Once upon a time when I was younger and less physically broken, one of my jobs was befriending the lonely ones, the ones left outside the circle, the ones no one wanted. I would protect them, the pasty and overweight ones, the socially awkward, the prickly, the unattractive. Since I did not need friends or popularity or fitting in, I was free to be friends with those who needed friends but, for whatever reason, couldn't seem to make it with the regular people. I felt like it was some sort of gifting or calling, a way to use my comfortable introversion to love people like Christ commands us to. Now I am older, more physically broken and exhausted, and I don't have the energy to use this freedom any more, which is unfortunate because there's a guy at the anime club this semester who is starting to really creep me out.
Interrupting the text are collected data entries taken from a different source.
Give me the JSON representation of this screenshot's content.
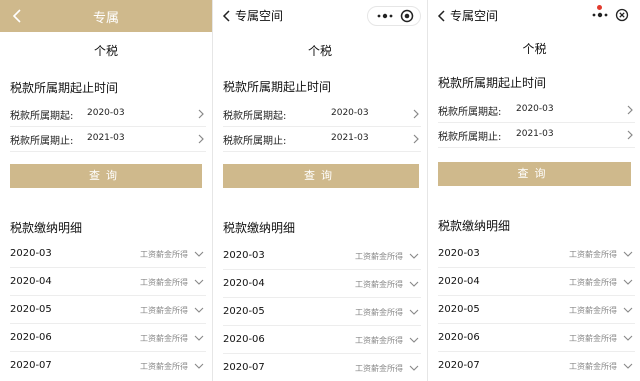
{
  "panels": [
    {
      "nav_title": "专属",
      "subtitle": "个税",
      "section_period": "税款所属期起止时间",
      "start_label": "税款所属期起:",
      "start_value": "2020-03",
      "end_label": "税款所属期止:",
      "end_value": "2021-03",
      "query_button": "查询",
      "section_detail": "税款缴纳明细",
      "records": [
        {
          "month": "2020-03",
          "type": "工资薪金所得"
        },
        {
          "month": "2020-04",
          "type": "工资薪金所得"
        },
        {
          "month": "2020-05",
          "type": "工资薪金所得"
        },
        {
          "month": "2020-06",
          "type": "工资薪金所得"
        },
        {
          "month": "2020-07",
          "type": "工资薪金所得"
        }
      ]
    },
    {
      "nav_title": "专属空间",
      "subtitle": "个税",
      "section_period": "税款所属期起止时间",
      "start_label": "税款所属期起:",
      "start_value": "2020-03",
      "end_label": "税款所属期止:",
      "end_value": "2021-03",
      "query_button": "查询",
      "section_detail": "税款缴纳明细",
      "records": [
        {
          "month": "2020-03",
          "type": "工资薪金所得"
        },
        {
          "month": "2020-04",
          "type": "工资薪金所得"
        },
        {
          "month": "2020-05",
          "type": "工资薪金所得"
        },
        {
          "month": "2020-06",
          "type": "工资薪金所得"
        },
        {
          "month": "2020-07",
          "type": "工资薪金所得"
        }
      ]
    },
    {
      "nav_title": "专属空间",
      "subtitle": "个税",
      "section_period": "税款所属期起止时间",
      "start_label": "税款所属期起:",
      "start_value": "2020-03",
      "end_label": "税款所属期止:",
      "end_value": "2021-03",
      "query_button": "查询",
      "section_detail": "税款缴纳明细",
      "records": [
        {
          "month": "2020-03",
          "type": "工资薪金所得"
        },
        {
          "month": "2020-04",
          "type": "工资薪金所得"
        },
        {
          "month": "2020-05",
          "type": "工资薪金所得"
        },
        {
          "month": "2020-06",
          "type": "工资薪金所得"
        },
        {
          "month": "2020-07",
          "type": "工资薪金所得"
        }
      ]
    }
  ],
  "colors": {
    "accent": "#cfb98c",
    "notification_dot": "#e23b2e"
  },
  "icons": [
    "back-arrow-icon",
    "more-icon",
    "target-icon",
    "close-circle-icon",
    "chevron-right-icon",
    "chevron-down-icon"
  ]
}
In the anime club, I have always been there for the anime. I have never been there to make friends, be part of the community, or fit in. I don't live on campus; I'm not a student. I do not need any friends in the club to have a nice time. This has always worked out well (once the super-friendly folks have learned to leave me alone each semester) because it's good for these kids to make friends with their peers. I have not needed to actually reach out and show kindness to an outcast when I have pretty much nothing to give. With one notable exception, I have made no friends there, and it has been lovely.
Many of the folks in the anime club are a bit socially awkward. This stereotype exists because it is based in observable fact. Many of them are bad at eye contact and reading body language and understanding personal space, but they usually figure things out by the time they graduate. Most of them find their tribes, even the ones who are incredibly annoying and awkward. As a sort of maiden aunt, I watch all of this at a distance and am glad things work out, even if I am sometimes mystified.
This semester has been different. This semester has been incredibly uncomfortable. This semester there is a guy who hasn't found his tribe, and he seems to want me to be his tribe because all the other natives flee screaming at his approach.
I have never met anyone so terrible at understanding body language and personal space. He seems to take me scrunching up, leaning and moving away, refusing eye contact, and reluctantly talking brusquely in short answers when absolutely necessary as amazing encouragement to sit down, move cloers, be friends and talk and talk and talk about the same things 4 over and over and over again. (At least he hasn't used the words "scrotum" and "anus" since the first time he opened his mouth to talk to me several weeks ago.) He talks about his anime that he will make some day and its badass, junior-high-school-boy-humor-liking female main character and what he doesn't like about X, Y, and Z anime and about why he likes the Devil May Cry anime but hates Black Lagoon, etc., ad nauseum. (If you're an anime fan, this will seem even more annoying to you than if you aren't.) He does this to anyone who has a pulse and doesn't actually get up and just walk away.
Recently, because no one else will even talk to him, he has taken to following me out to my car, chattering all the way, and ignoring my LEAVE ME ALONE PLEASE body language and really fast pace because he is that desperate to connect.
I know that if I want him to leave me alone, I need to just completely ignore him and not respond at all. However, he is so lonely and sad that my old reflexes kick in, and I talk sometimes, un-encouragingly and grudgingly, because I don't want him to be completely alone in silence. He is so young and so awkward, and I think he may not ever find any friends if he doesn't come across the college student equivalent of the old me soon.
I probably don't have to tell you that the following me to my car thing makes me really nervous. Men I don't know in general make me wary and having to be trailed by one as I walk half a mile away to my car where there might not be anyone else around does not help. I think that I probably need to just have the creeper talk with him or ask the club admins to intervene, but maybe I've been living in Minnesota too long (land of 10,000 ways to passive-aggressively indicate things instead of just saying them) or maybe I'm trying in a sort of half-assed way to be Jesus to this poor kid. I mean, everyone avoids him, and that's really sad (even if I totally understand why they avoid him). I was hoping someone would take him under their wing and help him understand the basics of body language, but they haven't even this far in to the semester.
As maybe one of the few believers who attend the club, do I have some sort of responsibility toward him? Because I'm sure acting like I do. And as long as I sub-consciously feel responsible, I won't be able to just tell him leave me alone or ask the folks in charge of the club to intervene. Thus far, the best I've been able to do is drag my poor friend to the club to try to act as a buffer and escort to my car, and that's not fair to him.
So, Christians, your thoughts? Everyone, your strategies?